Di saat Kalimantan dan Sumatera dilanda kabut asap, di media sosial muncul kampanye #SawitBaik. Ini bukan sebuah kebetulan, tapi memang sudah direncanakan dari awal.
Di Riau, menurut Kepala Badan Nasional Penanggulangan Bencana (BNPB), seperti ditulis di portal berita ini, bahwa laporan dari Bupati Pelalawan menyebutkan 80 persen wilayah kebakaran hutan dan lahan selalu berubah menjadi lahan perkebunan sawit atau tanaman industri lainnya. Laporan itu diperkuat dengan tindakan Kementerian Lingkungan Hidup dan Kehutanan (KLHK) yang menyegel 28 perusahaan sawit. Lihat beritanya di sini.

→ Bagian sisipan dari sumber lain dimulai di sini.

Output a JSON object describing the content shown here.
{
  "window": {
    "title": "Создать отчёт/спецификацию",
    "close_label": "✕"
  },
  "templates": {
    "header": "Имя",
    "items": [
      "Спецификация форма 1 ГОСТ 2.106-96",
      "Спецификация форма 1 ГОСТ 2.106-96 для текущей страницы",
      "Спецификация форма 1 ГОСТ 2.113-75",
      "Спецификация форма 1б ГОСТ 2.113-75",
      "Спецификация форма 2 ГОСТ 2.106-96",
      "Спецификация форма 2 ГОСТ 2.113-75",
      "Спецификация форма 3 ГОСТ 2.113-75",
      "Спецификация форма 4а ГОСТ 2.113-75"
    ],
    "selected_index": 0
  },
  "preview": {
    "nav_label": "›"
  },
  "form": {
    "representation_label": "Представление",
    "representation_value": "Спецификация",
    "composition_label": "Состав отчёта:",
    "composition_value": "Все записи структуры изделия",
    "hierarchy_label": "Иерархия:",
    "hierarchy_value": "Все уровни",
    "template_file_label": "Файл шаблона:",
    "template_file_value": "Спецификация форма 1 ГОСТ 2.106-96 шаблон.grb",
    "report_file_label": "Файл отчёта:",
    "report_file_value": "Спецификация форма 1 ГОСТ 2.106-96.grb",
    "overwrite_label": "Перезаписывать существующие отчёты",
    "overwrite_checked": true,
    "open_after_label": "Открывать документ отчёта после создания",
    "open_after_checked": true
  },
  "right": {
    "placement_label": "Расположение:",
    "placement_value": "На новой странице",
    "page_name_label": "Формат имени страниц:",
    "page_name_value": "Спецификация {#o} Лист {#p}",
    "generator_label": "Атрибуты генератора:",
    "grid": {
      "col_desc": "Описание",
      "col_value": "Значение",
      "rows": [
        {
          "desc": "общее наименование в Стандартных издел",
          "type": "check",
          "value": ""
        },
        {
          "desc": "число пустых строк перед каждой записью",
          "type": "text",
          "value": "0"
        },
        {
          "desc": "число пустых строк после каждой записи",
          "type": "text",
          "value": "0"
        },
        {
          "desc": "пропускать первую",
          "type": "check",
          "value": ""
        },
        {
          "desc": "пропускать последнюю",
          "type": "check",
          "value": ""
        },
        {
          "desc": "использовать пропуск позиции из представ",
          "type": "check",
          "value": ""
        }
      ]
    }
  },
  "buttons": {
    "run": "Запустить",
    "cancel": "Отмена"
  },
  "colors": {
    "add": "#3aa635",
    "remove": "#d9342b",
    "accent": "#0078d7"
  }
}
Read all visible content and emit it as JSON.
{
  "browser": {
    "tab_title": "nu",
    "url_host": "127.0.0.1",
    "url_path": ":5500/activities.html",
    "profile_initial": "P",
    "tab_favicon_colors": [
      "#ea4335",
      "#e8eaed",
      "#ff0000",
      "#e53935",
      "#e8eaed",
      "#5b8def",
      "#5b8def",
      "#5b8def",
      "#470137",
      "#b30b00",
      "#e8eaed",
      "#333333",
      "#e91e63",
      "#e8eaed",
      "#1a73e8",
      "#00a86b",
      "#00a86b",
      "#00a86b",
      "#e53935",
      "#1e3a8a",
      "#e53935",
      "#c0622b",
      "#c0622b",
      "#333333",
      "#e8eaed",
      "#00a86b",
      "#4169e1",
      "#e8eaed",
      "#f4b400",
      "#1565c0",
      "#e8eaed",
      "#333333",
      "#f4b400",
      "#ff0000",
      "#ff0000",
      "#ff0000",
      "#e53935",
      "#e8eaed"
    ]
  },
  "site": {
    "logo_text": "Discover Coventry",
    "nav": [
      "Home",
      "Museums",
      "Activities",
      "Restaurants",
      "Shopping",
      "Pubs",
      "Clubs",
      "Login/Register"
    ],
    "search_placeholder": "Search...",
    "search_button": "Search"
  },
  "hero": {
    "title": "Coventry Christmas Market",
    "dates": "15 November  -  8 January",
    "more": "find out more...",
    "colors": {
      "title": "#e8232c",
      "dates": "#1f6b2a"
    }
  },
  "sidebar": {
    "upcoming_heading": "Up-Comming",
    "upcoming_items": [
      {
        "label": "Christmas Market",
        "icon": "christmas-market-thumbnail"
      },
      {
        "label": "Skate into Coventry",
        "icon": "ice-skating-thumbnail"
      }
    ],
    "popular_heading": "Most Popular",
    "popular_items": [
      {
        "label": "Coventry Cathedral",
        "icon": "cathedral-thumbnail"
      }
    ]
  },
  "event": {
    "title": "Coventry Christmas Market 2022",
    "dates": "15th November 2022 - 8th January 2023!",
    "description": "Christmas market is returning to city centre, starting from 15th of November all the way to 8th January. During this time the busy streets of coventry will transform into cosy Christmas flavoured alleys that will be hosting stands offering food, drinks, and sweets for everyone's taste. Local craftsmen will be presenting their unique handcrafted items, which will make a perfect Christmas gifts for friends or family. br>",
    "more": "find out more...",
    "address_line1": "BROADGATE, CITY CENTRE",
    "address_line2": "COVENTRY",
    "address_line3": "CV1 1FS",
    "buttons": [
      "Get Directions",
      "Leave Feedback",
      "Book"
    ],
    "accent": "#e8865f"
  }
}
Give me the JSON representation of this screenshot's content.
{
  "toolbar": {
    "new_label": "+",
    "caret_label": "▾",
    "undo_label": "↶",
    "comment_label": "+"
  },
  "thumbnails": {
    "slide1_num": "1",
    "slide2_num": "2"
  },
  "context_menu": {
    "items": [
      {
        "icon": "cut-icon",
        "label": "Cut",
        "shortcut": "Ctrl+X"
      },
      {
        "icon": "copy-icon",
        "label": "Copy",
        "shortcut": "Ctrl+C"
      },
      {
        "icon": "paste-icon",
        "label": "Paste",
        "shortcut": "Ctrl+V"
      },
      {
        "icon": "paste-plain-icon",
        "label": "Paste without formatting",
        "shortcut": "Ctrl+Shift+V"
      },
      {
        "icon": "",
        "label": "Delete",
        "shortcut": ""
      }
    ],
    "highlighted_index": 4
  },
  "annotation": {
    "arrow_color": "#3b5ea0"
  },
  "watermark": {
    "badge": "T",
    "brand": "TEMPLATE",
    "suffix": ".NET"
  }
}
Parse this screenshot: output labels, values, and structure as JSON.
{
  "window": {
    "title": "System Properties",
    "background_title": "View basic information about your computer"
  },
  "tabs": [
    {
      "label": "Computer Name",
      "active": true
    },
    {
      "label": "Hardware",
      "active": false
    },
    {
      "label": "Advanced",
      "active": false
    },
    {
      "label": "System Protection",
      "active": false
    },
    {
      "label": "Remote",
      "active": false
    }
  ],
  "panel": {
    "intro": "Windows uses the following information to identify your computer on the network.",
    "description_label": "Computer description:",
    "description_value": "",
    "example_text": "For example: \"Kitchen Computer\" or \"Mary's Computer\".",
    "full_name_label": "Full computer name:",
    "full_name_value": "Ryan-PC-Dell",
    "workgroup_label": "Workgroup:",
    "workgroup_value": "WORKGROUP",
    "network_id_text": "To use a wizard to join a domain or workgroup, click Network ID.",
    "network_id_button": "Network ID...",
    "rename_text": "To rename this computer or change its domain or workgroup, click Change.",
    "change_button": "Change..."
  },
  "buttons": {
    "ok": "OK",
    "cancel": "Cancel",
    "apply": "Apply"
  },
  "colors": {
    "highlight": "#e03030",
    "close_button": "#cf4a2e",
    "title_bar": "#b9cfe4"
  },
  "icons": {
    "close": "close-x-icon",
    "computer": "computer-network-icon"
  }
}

Jadi para pembela sawit yang mengkampanyekan #SawitBaik, nampaknya sudah menduga bahwa kebakaran lahan yang melenda Kalimantan dan Sumatera melibatkan perusahaan sawit. Sehingga tak heran mereka melakukan kampanye seperti itu. Meskipun terkesan tidak manusiawi. berkampanye membela sawit di tengah jutaan orang sesak nafas, namun karena untuk membela sawit, apapun akan dilakukan juga.
Bahkan dalam kampanyenya, para pembela sawit tak segan-segan menggunakan narasi ekonomi dan nasionalisme untuk melawan narasi ekologis yang disampaikan para penggiat lingkungan hidup.
Narasi ekonomi dibangun untuk menggambarkan bahwa produksi perkebunan sawit yang beroperasi di hutan dan lahan gambut adalah penyumbang devisa negara. Jutaan orang pun diklaim bergantung hidupnya dari perkebunan sawit yang beroperasi di hutan dan lahan gambut. Kampanye penyelamatan lingkungan hidup dengan narasi ekologi pun dituding tidak peduli terhadap jutaan orang yang hidupnya tergantung pada perkebunan sawit tersebut.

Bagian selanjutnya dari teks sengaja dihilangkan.